A priesthood sanctioned by law in Caesar’s cult officiated over solemn ceremonies from one side of the Roman Empire to the other, as the maps Carotta provides illustrate. Lasting for more than a hundred years, Caesar’s religion was finally supplanted only by the cult of the Flavians, and, according to Carotta, by Christianity itself.
Roman priest, 2nd Century marble bust
Not every ruler deified by the Roman Senate enjoyed the same level of genuine devotion as Julius Caesar. But Augustus and, later, the first two Flavian emperors, appear to have been among those who did. They were all deified by the people.
Remains of the temple of Vespasian and Titus, Rome
As we have seen, far from being Christian antagonists, the gods who were venerated by Roman emperors on their coins symbolize what we would today recognize as Christian virtues.

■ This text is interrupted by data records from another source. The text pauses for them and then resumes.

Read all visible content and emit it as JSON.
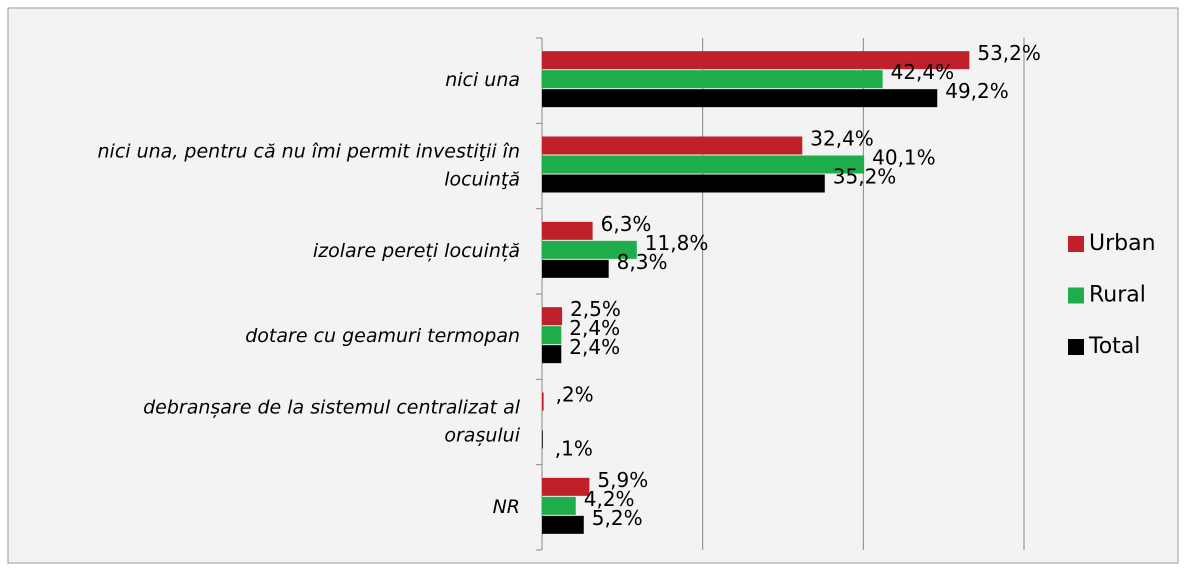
{
  "chart_data": {
    "type": "bar",
    "orientation": "horizontal",
    "categories": [
      [
        "nici una"
      ],
      [
        "nici una, pentru că nu îmi permit investiţii în",
        "locuinţă"
      ],
      [
        "izolare pereți locuință"
      ],
      [
        "dotare cu geamuri termopan"
      ],
      [
        "debranșare de la sistemul centralizat al",
        "orașului"
      ],
      [
        "NR"
      ]
    ],
    "series": [
      {
        "name": "Urban",
        "color": "#c0202a",
        "values": [
          53.2,
          32.4,
          6.3,
          2.5,
          0.2,
          5.9
        ],
        "value_labels": [
          "53,2%",
          "32,4%",
          "6,3%",
          "2,5%",
          ",2%",
          "5,9%"
        ]
      },
      {
        "name": "Rural",
        "color": "#1fad4b",
        "values": [
          42.4,
          40.1,
          11.8,
          2.4,
          null,
          4.2
        ],
        "value_labels": [
          "42,4%",
          "40,1%",
          "11,8%",
          "2,4%",
          null,
          "4,2%"
        ]
      },
      {
        "name": "Total",
        "color": "#000000",
        "values": [
          49.2,
          35.2,
          8.3,
          2.4,
          0.1,
          5.2
        ],
        "value_labels": [
          "49,2%",
          "35,2%",
          "8,3%",
          "2,4%",
          ",1%",
          "5,2%"
        ]
      }
    ],
    "xlim": [
      0,
      60
    ],
    "xticks": [
      0,
      20,
      40,
      60
    ],
    "show_tick_labels": false,
    "grid": true,
    "legend": "right"
  }
}
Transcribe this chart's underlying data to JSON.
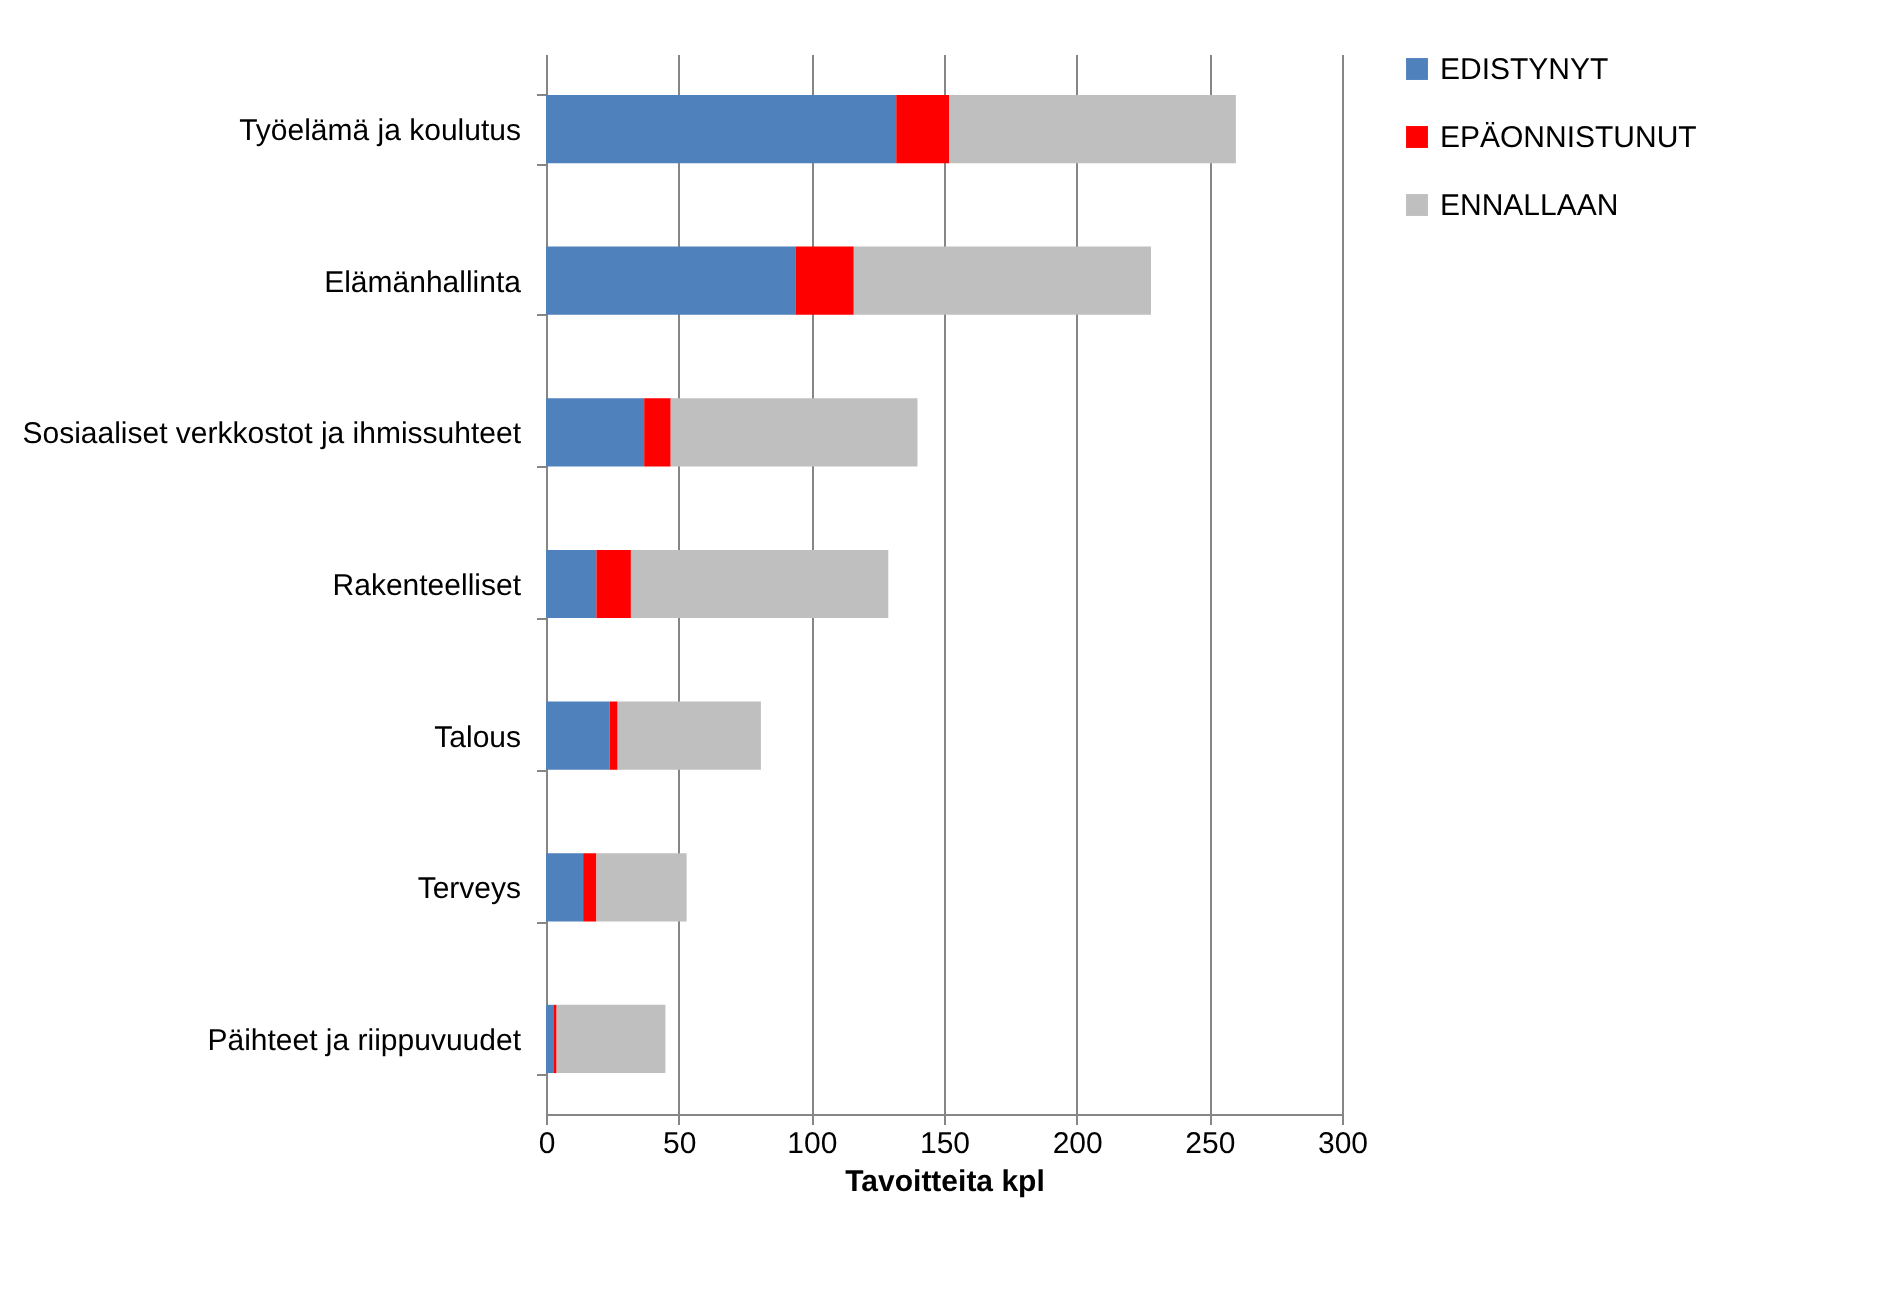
{
  "chart_data": {
    "type": "bar",
    "orientation": "horizontal",
    "stacked": true,
    "categories": [
      "Työelämä ja koulutus",
      "Elämänhallinta",
      "Sosiaaliset verkkostot ja ihmissuhteet",
      "Rakenteelliset",
      "Talous",
      "Terveys",
      "Päihteet ja riippuvuudet"
    ],
    "series": [
      {
        "name": "EDISTYNYT",
        "color": "#4f81bd",
        "values": [
          132,
          94,
          37,
          19,
          24,
          14,
          3
        ]
      },
      {
        "name": "EPÄONNISTUNUT",
        "color": "#ff0000",
        "values": [
          20,
          22,
          10,
          13,
          3,
          5,
          1
        ]
      },
      {
        "name": "ENNALLAAN",
        "color": "#bfbfbf",
        "values": [
          108,
          112,
          93,
          97,
          54,
          34,
          41
        ]
      }
    ],
    "xlabel": "Tavoitteita kpl",
    "xlim": [
      0,
      300
    ],
    "xticks": [
      0,
      50,
      100,
      150,
      200,
      250,
      300
    ],
    "grid": "x",
    "legend": "right"
  }
}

Here is another coin, for example, struck in the year 44 BCE, the year of Julius Caesar’s assassination and deification. The coin celebrates Caesar’s forgiveness and “clementia”:
Julius Caesar and Mercy
Clementia herself was not depicted on Flavian coin issues. However, the related concept of fairness, equity or “justice”—divinely personified by “Aequitas”—was readily promoted to the whole world on Flavian coinage, as in this Titus issue:
Titus and Justice
Happiness, too, the joy that the Roman peace and prosperity brought the world, was celebrated on Flavian coins, as in this Vespasian issue of “Felicitas”:
Vespasian and Happiness
“Peace” was a major theme on Flavian coins as well, of course, both the “coming of peace” (Pacis Eventus), the cause of the new prosperity, and the fact that it had been brought about by the emperors of Rome (Pax Augusta), a theme celebrated in similar fashion since the days of Augustus himself. Here is Vespasian associated with Pax:
Vespasian and Peace
There in one coin we see celebrated both the end of the Roman civil war and the end of the Jewish War. Soon, the Goddess of Peace herself, and the new “Temple of Peace” erected in Rome and dedicated by Vespasian, were also advertised on Flavian coins.